Advising and Making Things Happen
- Never give just one answer – it’s all about multiple options and analyzing them.
- Teach good problem-solving skills so that your mentees can help themselves.
- Always take time to fully discuss the potential impacts of different actions.
- If you empower your mentee to make a choice, support it.
- When your mentee wants to change topics or goals, go with it.
- When life happens (sickness, time off, tight deadlines, etc.) as it inevitably does, go the extra mile to re-schedule rather than just disengaging.
- Regular feedback must be constructive and timely from your third-party objective perspective.
- Create a safe space where your mentee can really vent when needed. You should be viewed as a trusted confidant.
- Evaluate your mentee’s progress and suggest goal adjustments as needed.
- Get your mentees to go outside their normal comfort zones by rewarding them for taking intelligent risks as well as learning from any failures encountered.
Commit to Fully Sharing Yourself
- Meetings with your mentee have to be very regular; otherwise it’s not really mentoring.
- The preference should always be to meet face-to-face.
- Let your mentees know your door is always open – and keep it that way for them.

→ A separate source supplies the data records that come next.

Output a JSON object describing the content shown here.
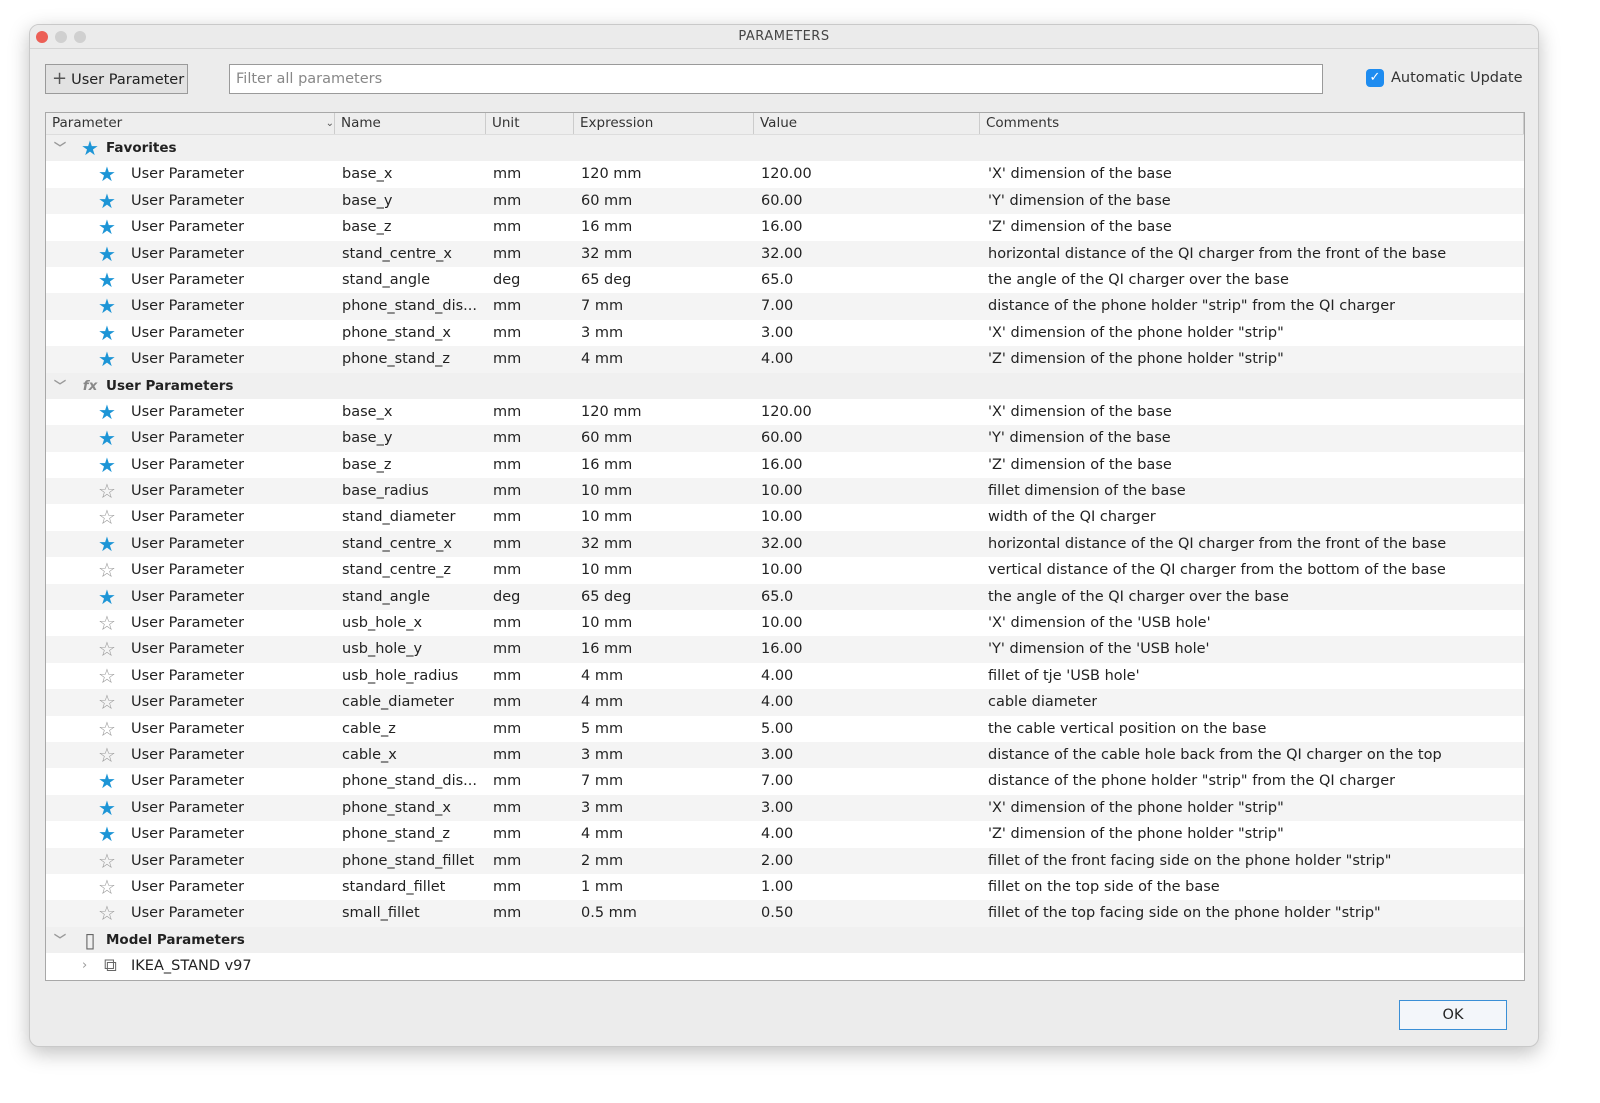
{
  "window": {
    "title": "PARAMETERS"
  },
  "toolbar": {
    "add_label": "User Parameter",
    "filter_placeholder": "Filter all parameters",
    "auto_update_label": "Automatic Update",
    "auto_update_checked": true
  },
  "columns": [
    "Parameter",
    "Name",
    "Unit",
    "Expression",
    "Value",
    "Comments"
  ],
  "groups": {
    "favorites": "Favorites",
    "user": "User Parameters",
    "model": "Model Parameters",
    "model_child": "IKEA_STAND v97"
  },
  "favorites": [
    {
      "fav": true,
      "type": "User Parameter",
      "name": "base_x",
      "unit": "mm",
      "expr": "120 mm",
      "value": "120.00",
      "comment": "'X' dimension of the base"
    },
    {
      "fav": true,
      "type": "User Parameter",
      "name": "base_y",
      "unit": "mm",
      "expr": "60 mm",
      "value": "60.00",
      "comment": "'Y' dimension of the base"
    },
    {
      "fav": true,
      "type": "User Parameter",
      "name": "base_z",
      "unit": "mm",
      "expr": "16 mm",
      "value": "16.00",
      "comment": "'Z' dimension of the base"
    },
    {
      "fav": true,
      "type": "User Parameter",
      "name": "stand_centre_x",
      "unit": "mm",
      "expr": "32 mm",
      "value": "32.00",
      "comment": "horizontal distance of the QI charger from the front of the base"
    },
    {
      "fav": true,
      "type": "User Parameter",
      "name": "stand_angle",
      "unit": "deg",
      "expr": "65 deg",
      "value": "65.0",
      "comment": "the angle of the QI charger over the base"
    },
    {
      "fav": true,
      "type": "User Parameter",
      "name": "phone_stand_dis...",
      "unit": "mm",
      "expr": "7 mm",
      "value": "7.00",
      "comment": "distance of the phone holder \"strip\" from the QI charger"
    },
    {
      "fav": true,
      "type": "User Parameter",
      "name": "phone_stand_x",
      "unit": "mm",
      "expr": "3 mm",
      "value": "3.00",
      "comment": "'X' dimension of the phone holder \"strip\""
    },
    {
      "fav": true,
      "type": "User Parameter",
      "name": "phone_stand_z",
      "unit": "mm",
      "expr": "4 mm",
      "value": "4.00",
      "comment": "'Z' dimension of the phone holder \"strip\""
    }
  ],
  "user_params": [
    {
      "fav": true,
      "type": "User Parameter",
      "name": "base_x",
      "unit": "mm",
      "expr": "120 mm",
      "value": "120.00",
      "comment": "'X' dimension of the base"
    },
    {
      "fav": true,
      "type": "User Parameter",
      "name": "base_y",
      "unit": "mm",
      "expr": "60 mm",
      "value": "60.00",
      "comment": "'Y' dimension of the base"
    },
    {
      "fav": true,
      "type": "User Parameter",
      "name": "base_z",
      "unit": "mm",
      "expr": "16 mm",
      "value": "16.00",
      "comment": "'Z' dimension of the base"
    },
    {
      "fav": false,
      "type": "User Parameter",
      "name": "base_radius",
      "unit": "mm",
      "expr": "10 mm",
      "value": "10.00",
      "comment": "fillet dimension of the base"
    },
    {
      "fav": false,
      "type": "User Parameter",
      "name": "stand_diameter",
      "unit": "mm",
      "expr": "10 mm",
      "value": "10.00",
      "comment": "width of the QI charger"
    },
    {
      "fav": true,
      "type": "User Parameter",
      "name": "stand_centre_x",
      "unit": "mm",
      "expr": "32 mm",
      "value": "32.00",
      "comment": "horizontal distance of the QI charger from the front of the base"
    },
    {
      "fav": false,
      "type": "User Parameter",
      "name": "stand_centre_z",
      "unit": "mm",
      "expr": "10 mm",
      "value": "10.00",
      "comment": "vertical distance of the QI charger from the bottom of the base"
    },
    {
      "fav": true,
      "type": "User Parameter",
      "name": "stand_angle",
      "unit": "deg",
      "expr": "65 deg",
      "value": "65.0",
      "comment": "the angle of the QI charger over the base"
    },
    {
      "fav": false,
      "type": "User Parameter",
      "name": "usb_hole_x",
      "unit": "mm",
      "expr": "10 mm",
      "value": "10.00",
      "comment": "'X' dimension of the 'USB hole'"
    },
    {
      "fav": false,
      "type": "User Parameter",
      "name": "usb_hole_y",
      "unit": "mm",
      "expr": "16 mm",
      "value": "16.00",
      "comment": "'Y' dimension of the 'USB hole'"
    },
    {
      "fav": false,
      "type": "User Parameter",
      "name": "usb_hole_radius",
      "unit": "mm",
      "expr": "4 mm",
      "value": "4.00",
      "comment": "fillet of tje 'USB hole'"
    },
    {
      "fav": false,
      "type": "User Parameter",
      "name": "cable_diameter",
      "unit": "mm",
      "expr": "4 mm",
      "value": "4.00",
      "comment": "cable diameter"
    },
    {
      "fav": false,
      "type": "User Parameter",
      "name": "cable_z",
      "unit": "mm",
      "expr": "5 mm",
      "value": "5.00",
      "comment": "the cable vertical position on the base"
    },
    {
      "fav": false,
      "type": "User Parameter",
      "name": "cable_x",
      "unit": "mm",
      "expr": "3 mm",
      "value": "3.00",
      "comment": "distance of the cable hole back from the QI charger on the top"
    },
    {
      "fav": true,
      "type": "User Parameter",
      "name": "phone_stand_dis...",
      "unit": "mm",
      "expr": "7 mm",
      "value": "7.00",
      "comment": "distance of the phone holder \"strip\" from the QI charger"
    },
    {
      "fav": true,
      "type": "User Parameter",
      "name": "phone_stand_x",
      "unit": "mm",
      "expr": "3 mm",
      "value": "3.00",
      "comment": "'X' dimension of the phone holder \"strip\""
    },
    {
      "fav": true,
      "type": "User Parameter",
      "name": "phone_stand_z",
      "unit": "mm",
      "expr": "4 mm",
      "value": "4.00",
      "comment": "'Z' dimension of the phone holder \"strip\""
    },
    {
      "fav": false,
      "type": "User Parameter",
      "name": "phone_stand_fillet",
      "unit": "mm",
      "expr": "2 mm",
      "value": "2.00",
      "comment": "fillet of the front facing side on the phone holder \"strip\""
    },
    {
      "fav": false,
      "type": "User Parameter",
      "name": "standard_fillet",
      "unit": "mm",
      "expr": "1 mm",
      "value": "1.00",
      "comment": "fillet on the top side of the base"
    },
    {
      "fav": false,
      "type": "User Parameter",
      "name": "small_fillet",
      "unit": "mm",
      "expr": "0.5 mm",
      "value": "0.50",
      "comment": "fillet of the top facing side on the phone holder \"strip\""
    }
  ],
  "footer": {
    "ok_label": "OK"
  },
  "colors": {
    "accent": "#1d95d6",
    "checkbox": "#1e8cf0"
  }
}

- Help your mentees make the connection between their own goals and those of the company.
- Networking is key. Be sure to let them into yours while you also engage in theirs.
- Sharing is caring.
Not Making Time
- Canceling at the last minute because “something important came up” simply isn’t an option.

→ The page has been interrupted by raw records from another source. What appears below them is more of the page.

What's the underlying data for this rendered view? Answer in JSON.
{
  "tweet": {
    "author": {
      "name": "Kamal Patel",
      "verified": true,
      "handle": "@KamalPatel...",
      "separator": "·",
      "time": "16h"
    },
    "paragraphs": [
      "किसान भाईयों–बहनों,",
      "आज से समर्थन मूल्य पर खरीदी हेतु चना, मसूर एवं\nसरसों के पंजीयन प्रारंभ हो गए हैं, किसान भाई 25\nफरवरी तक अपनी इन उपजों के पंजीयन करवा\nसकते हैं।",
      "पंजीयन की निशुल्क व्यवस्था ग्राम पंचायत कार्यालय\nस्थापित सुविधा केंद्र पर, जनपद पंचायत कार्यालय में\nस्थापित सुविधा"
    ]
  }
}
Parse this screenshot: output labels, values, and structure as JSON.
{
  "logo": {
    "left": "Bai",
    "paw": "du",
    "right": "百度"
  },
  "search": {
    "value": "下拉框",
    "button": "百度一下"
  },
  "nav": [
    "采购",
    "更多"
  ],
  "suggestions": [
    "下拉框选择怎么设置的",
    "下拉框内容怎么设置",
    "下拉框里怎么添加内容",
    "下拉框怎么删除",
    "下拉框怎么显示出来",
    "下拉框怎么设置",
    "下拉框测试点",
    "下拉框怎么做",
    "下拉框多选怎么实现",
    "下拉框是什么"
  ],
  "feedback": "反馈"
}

- Ditto for coming late and/or leaving your meetings early.
- Forgetting to attend is one of the more pathetic things that you can do.
- And yes, you have to actually schedule these meetings to make them happen.
Making it All About You
- If you’re thinking, “I’m the ME in MENTOR,” you probably shouldn’t be one.
- Just because something worked for you doesn’t mean it will or must work for your mentee.
- Your opinions are important, but so are those of your mentee.
Condescending to the Mentee
- What in the world were you thinking by doing that?
- Your inability to explain it results in my inability to do anything about it.
- Just keep quite and do what I tell you to do.
- What, you don’t learn by osmosis?
- Didn’t you see the mass email on that?
- Resources? What resources? Oh, those Well, there they are.
- This mentoring thing is confidential?
- Well, I figured you wouldn’t mind my mentioning it to your supervisor…
Lack of Structure
- Goals, shmoals. Who needs ‘em?
- I really said I would that?
- Hey, I’m not responsible for your job satisfaction.
When you come across a company that has the kind of deep mentoring program experience of Sun Microsystems, and one that estimates a 1,000% ROI on its mentoring programs, it makes sense to learn everything you can to obtain similar results. Go and do likewise!